Handwritten Numerals Recognition by Employing a Transfer Learned Deep Convolution Neural Network for Diverse Literature
Md. Mehedi Hasan, Azmain Yakin Srizon, Abu Sayeed, Md. Al Mehedi Hasan · 2020
Having around 6,500 languages worldwide, handwritten numerals recognition has been a domain of research for decades now as numerals are a common phenomenon among all these diverse languages. Previously, researchers have contributed significantly to recognize the handwritten numerals of diverse literature. Different approaches have been discovered to be feasible for language-specific numerals recognition. However, finding a common architecture to recognize numerals have been a goal from the very beginning. But despite having many efforts, discovering a common architecture for high recognition of numerals of diverse literature has always been a challenging task to solve and not many contributions have been made in this regard.

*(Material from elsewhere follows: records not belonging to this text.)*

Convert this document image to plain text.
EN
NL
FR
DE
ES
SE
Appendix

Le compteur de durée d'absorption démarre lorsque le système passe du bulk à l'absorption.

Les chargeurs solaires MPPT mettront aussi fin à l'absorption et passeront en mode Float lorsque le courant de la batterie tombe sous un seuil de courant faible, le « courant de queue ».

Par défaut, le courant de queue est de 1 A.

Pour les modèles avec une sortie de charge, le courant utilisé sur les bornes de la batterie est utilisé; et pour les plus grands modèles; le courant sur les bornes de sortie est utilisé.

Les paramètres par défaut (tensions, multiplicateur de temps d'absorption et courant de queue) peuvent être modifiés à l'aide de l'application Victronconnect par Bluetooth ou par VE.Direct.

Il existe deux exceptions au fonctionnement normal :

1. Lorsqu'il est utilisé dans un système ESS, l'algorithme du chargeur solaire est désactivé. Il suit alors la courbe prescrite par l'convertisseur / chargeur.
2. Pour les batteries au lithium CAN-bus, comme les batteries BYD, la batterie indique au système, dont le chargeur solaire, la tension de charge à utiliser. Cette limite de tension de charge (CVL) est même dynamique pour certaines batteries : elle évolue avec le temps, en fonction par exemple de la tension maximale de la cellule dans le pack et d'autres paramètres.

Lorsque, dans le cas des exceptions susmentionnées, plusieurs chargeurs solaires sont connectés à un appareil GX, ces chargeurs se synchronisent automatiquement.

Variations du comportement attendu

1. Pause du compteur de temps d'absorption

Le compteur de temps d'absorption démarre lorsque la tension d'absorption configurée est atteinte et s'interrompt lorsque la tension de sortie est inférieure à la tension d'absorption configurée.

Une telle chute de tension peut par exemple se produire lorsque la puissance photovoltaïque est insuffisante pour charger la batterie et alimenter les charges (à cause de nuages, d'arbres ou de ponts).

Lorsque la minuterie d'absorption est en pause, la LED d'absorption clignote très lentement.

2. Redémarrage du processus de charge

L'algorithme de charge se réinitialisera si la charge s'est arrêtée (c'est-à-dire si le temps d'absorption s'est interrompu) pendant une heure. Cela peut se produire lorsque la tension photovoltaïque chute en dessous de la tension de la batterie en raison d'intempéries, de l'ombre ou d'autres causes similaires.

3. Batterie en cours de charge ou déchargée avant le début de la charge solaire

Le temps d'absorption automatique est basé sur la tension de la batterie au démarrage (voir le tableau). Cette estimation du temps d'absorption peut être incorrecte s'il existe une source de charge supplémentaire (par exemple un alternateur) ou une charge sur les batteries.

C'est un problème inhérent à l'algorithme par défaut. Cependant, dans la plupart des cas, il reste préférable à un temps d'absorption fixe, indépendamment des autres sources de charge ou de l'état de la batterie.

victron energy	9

Therefore, in this research, we focused on seven benchmark datasets of six languages and proposed a modified DenseNet-201 architecture. Our proposed architecture achieved an overall accuracy of 99.04%, 99.33%, 98.83%, 99.50%, 99.83%, 99.54%, and 99.74% for Bengali (CMATERdb 3.1.1), Devanagari (CMATERdb 3.2.1), Arabic (CMATERdb 3.3.1), Telugu (CMATERdb 3.4.1), Nepali, ARDIS II, and ARDIS III datasets respectively which outperformed all notable previous works by a noteworthy margin.